Last week the Federal Aviation Administration (FAA) announced a nationwide ground stop of all flights. Approximately 9,000 flights were delayed, and over 1,000 flights were canceled. The reason why? The NOTAM system (short for Notice to All Air Missions), which is designed to provide real-time information to pilots and air traffic controllers with critical information before takeoff, was down. This system is designed to alert you of such things as runway hazards or unsafe weather conditions and is therefore critical to safety.
According to reports, it was during routine maintenance that an engineer replaced one file with another. Unaware that the replacement had been made with a corrupted file, a cascade of failures then followed. A complete reboot was needed.
This was not an attack, and it was not intentional sabotage by an individual. Simply put, it was human error. Could it have been prevented? We’ll likely never know. The point of mentioning this news is to show that one simple human decision can take down an entire industry.
It was acknowledged that the system is outdated. And when the error occurred, it seems that there were contractors who did not follow the government’s procedure. Was there a plan in place for such a situation? Did they do regular Security Risk Assessments to address the issues? Was there a contingency plan should anything fail?
These are the questions that every business needs to ask and address in its own strategy and success plan.
To be clear, we realize that this was not a cyberattack. But it was humans, that made (likely) unintentional mistakes, and they were just….being human. They didn’t know it was a corrupted file. They had trust in themselves and the job that they were doing because it was something that they may have done many times before. There wasn’t any reason to assume the file was corrupted.
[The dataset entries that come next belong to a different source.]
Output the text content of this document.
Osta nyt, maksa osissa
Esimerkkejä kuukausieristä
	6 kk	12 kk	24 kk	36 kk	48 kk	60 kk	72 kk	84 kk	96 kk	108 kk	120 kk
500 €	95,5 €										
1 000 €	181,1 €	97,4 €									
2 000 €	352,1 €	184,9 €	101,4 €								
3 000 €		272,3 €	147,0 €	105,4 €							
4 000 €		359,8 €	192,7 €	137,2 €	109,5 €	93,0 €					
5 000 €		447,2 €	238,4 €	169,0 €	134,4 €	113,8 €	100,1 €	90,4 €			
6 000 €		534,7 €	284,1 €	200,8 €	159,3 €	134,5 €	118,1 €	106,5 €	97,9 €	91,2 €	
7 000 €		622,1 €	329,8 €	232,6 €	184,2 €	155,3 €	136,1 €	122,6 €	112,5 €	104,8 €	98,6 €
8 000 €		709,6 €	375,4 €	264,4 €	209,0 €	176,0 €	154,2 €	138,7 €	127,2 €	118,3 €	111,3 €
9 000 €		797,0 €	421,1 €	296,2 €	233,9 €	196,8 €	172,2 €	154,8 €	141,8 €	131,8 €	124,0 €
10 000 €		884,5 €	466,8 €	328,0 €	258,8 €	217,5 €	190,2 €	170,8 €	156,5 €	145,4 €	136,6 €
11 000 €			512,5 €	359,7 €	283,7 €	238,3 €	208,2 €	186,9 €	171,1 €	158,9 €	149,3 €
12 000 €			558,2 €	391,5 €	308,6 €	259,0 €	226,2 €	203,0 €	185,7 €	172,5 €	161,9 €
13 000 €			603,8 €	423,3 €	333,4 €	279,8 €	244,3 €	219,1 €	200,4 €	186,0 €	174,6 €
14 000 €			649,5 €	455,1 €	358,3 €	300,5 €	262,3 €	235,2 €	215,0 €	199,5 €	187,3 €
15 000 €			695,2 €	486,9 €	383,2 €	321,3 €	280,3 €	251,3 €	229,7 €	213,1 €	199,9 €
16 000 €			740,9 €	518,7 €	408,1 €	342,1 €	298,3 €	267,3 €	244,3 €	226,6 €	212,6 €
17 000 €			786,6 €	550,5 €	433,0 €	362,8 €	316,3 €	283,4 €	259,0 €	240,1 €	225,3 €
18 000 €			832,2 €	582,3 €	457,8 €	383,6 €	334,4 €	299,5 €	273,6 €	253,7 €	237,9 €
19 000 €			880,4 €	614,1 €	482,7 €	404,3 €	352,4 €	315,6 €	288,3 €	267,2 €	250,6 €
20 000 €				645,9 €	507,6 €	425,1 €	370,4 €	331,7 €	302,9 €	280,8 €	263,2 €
The point we want to make is that it could have been your office and your employee clicking on a phishing email that looked like a hundred emails that they have seen before. It could have been someone that you hired on a contractor basis. It could have been a phishing email and it could have led to your own shutdown.
Too often we think that we have the right software in place, or the latest hardware installed and we assume these protect us from failure or attack. It isn’t always the cybercriminal lurking ‘out there’ that is the greatest threat to your business.
Train your team to be your strongest defense against cybercrime. It is your best approach to avoid having one person that makes one mistake, which affects your business, your clients, and your reputation. Having a plan in place, ongoing training programs that are mandatory, and tools and resources that change with the threat landscape will offset the risk of your business succumbing to human error.